Una petición. Le vinieron al encuentro diez leprosos, que a lo lejos se pararon, y levantando la voz, decían: Jesús, Maestro, ten piedad de nosotros En el pasaje evangélico que hemos leído se narra la curación milagrosa de diez leprosos. Es un episodio conmovedor en el que se manifiesta la misericordia del Señor. Según la Ley de Moisés, para evitar contagios, a los leprosos se les prohibía el trato con personas sanas.

Debían vivir apartados de la gente y dar muestras visibles de su enfermedad. Era, pues, muy dura su situación: alejados de sus familias y considerados apestados.

Jesús, Maestro, ten piedad de nosotros. ¿Cómo no va a tener piedad de ellos el que es rico en misericordia? Jesús, el Médico divino, durante su paso por la tierra, aunque ha venido a liberar a la humanidad de la triple esclavitud del pecado, de la muerte y de Satanás, también cura enfermedades del cuerpo. Y el corazón de Cristo se compadeció de aquellos diez hombres, cuya sola presencia era todo un espectáculo de miseria.

Una queja de Jesús. Viéndolos, les dijo: Id y mostraos a los sacerdotes. En el camino quedaron limpios. Los diez leprosos reaccionaron con fe ante la indicación de Jesús. El Señor no les había curado de la lepra y, sin embargo, se pusieron en camino. Y fue entonces, mientras caminaban, cuando notaron que sus llagas desaparecían, que su carne dejaba de estar podrida, que habían recuperado la salud.

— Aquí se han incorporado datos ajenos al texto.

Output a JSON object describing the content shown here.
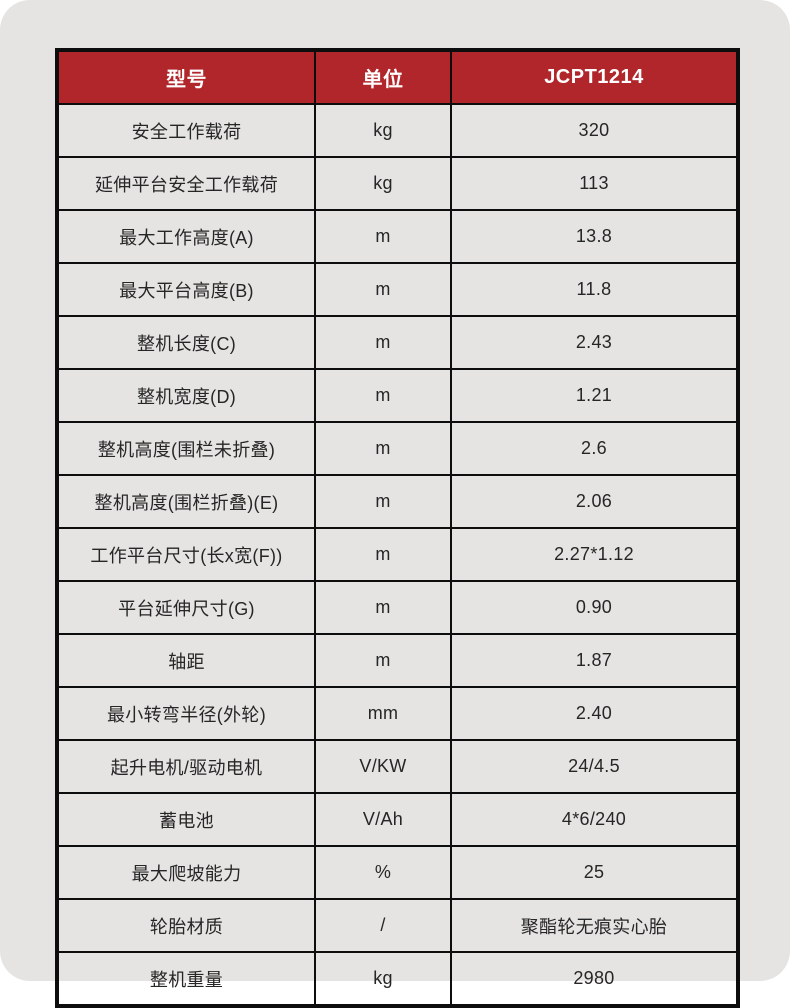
{
  "colors": {
    "header_bg": "#b1262b",
    "header_text": "#ffffff",
    "border": "#0d0d0d",
    "card_bg": "#e5e4e3",
    "cell_text": "#262626"
  },
  "table": {
    "columns": [
      {
        "key": "label",
        "header": "型号"
      },
      {
        "key": "unit",
        "header": "单位"
      },
      {
        "key": "value",
        "header": "JCPT1214"
      }
    ],
    "rows": [
      {
        "label": "安全工作载荷",
        "unit": "kg",
        "value": "320"
      },
      {
        "label": "延伸平台安全工作载荷",
        "unit": "kg",
        "value": "113"
      },
      {
        "label": "最大工作高度(A)",
        "unit": "m",
        "value": "13.8"
      },
      {
        "label": "最大平台高度(B)",
        "unit": "m",
        "value": "11.8"
      },
      {
        "label": "整机长度(C)",
        "unit": "m",
        "value": "2.43"
      },
      {
        "label": "整机宽度(D)",
        "unit": "m",
        "value": "1.21"
      },
      {
        "label": "整机高度(围栏未折叠)",
        "unit": "m",
        "value": "2.6"
      },
      {
        "label": "整机高度(围栏折叠)(E)",
        "unit": "m",
        "value": "2.06"
      },
      {
        "label": "工作平台尺寸(长x宽(F))",
        "unit": "m",
        "value": "2.27*1.12"
      },
      {
        "label": "平台延伸尺寸(G)",
        "unit": "m",
        "value": "0.90"
      },
      {
        "label": "轴距",
        "unit": "m",
        "value": "1.87"
      },
      {
        "label": "最小转弯半径(外轮)",
        "unit": "mm",
        "value": "2.40"
      },
      {
        "label": "起升电机/驱动电机",
        "unit": "V/KW",
        "value": "24/4.5"
      },
      {
        "label": "蓄电池",
        "unit": "V/Ah",
        "value": "4*6/240"
      },
      {
        "label": "最大爬坡能力",
        "unit": "%",
        "value": "25"
      },
      {
        "label": "轮胎材质",
        "unit": "/",
        "value": "聚酯轮无痕实心胎"
      },
      {
        "label": "整机重量",
        "unit": "kg",
        "value": "2980"
      }
    ]
  }
}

Uno de ellos, viéndose curado, volvió glorificando a Dios a grandes voces; y cayendo a sus pies, rostro en tierra, le daba las gracias. Era un samaritano. Éste, al darse cuenta de que ya no tenía lepra, se llenó de alegría; y antes de presentarse a los sacerdotes como prescribía la ley mosaica, volvió sus pasos hacia Jesús para agradecerle su curación. El Señor le mira y sale de su interior esta queja: ¿No han sido diez los curados? Y los nueve, ¿dónde están? ¿No ha habido quien volviera a dar gloria a Dios sino este extranjero?

Acciones de gracias. A Jesús le duele la ingratitud de los nueve restantes. Seamos agradecidos con Dios porque nos ha creado y somos hijos suyos; porque Cristo nos ha redimido y nos ha abierto las puertas del Cielo. También, porque hemos sido bautizados en la Iglesia Católica. Por la infinidad de veces que nos ha perdonado en el sacramento de la Penitencia; por haberse quedado en la Sagrada Eucaristía para ser alimento de nuestra alma. Y podríamos seguir diciendo más motivos de agradecimiento.

Hemos de dar gracias siempre a Dios: Todo cuanto hacéis de palabra o de obra, hacedlo todo en el nombre del Señor Jesús, dando gracias a Dios Padre por Él (Col 3, 17). Lo mismo aconsejaba san Josemaría Escrivá: Negar a nuestro Creador y Redentor el reconocimiento de los abundantes e inefables bienes que nos concede, encierra la más tremenda e ingrata de las injusticias. Vosotros, si de veras os esforzáis en ser justos, consideraréis frecuentemente vuestra dependencia de Dios –porque ¿qué cosa tienes tú que no hayas recibido? (1 Co 4, 7)-, para llenaros de agradecimiento y de deseos de corresponder a un Padre que nos ama hasta la locura.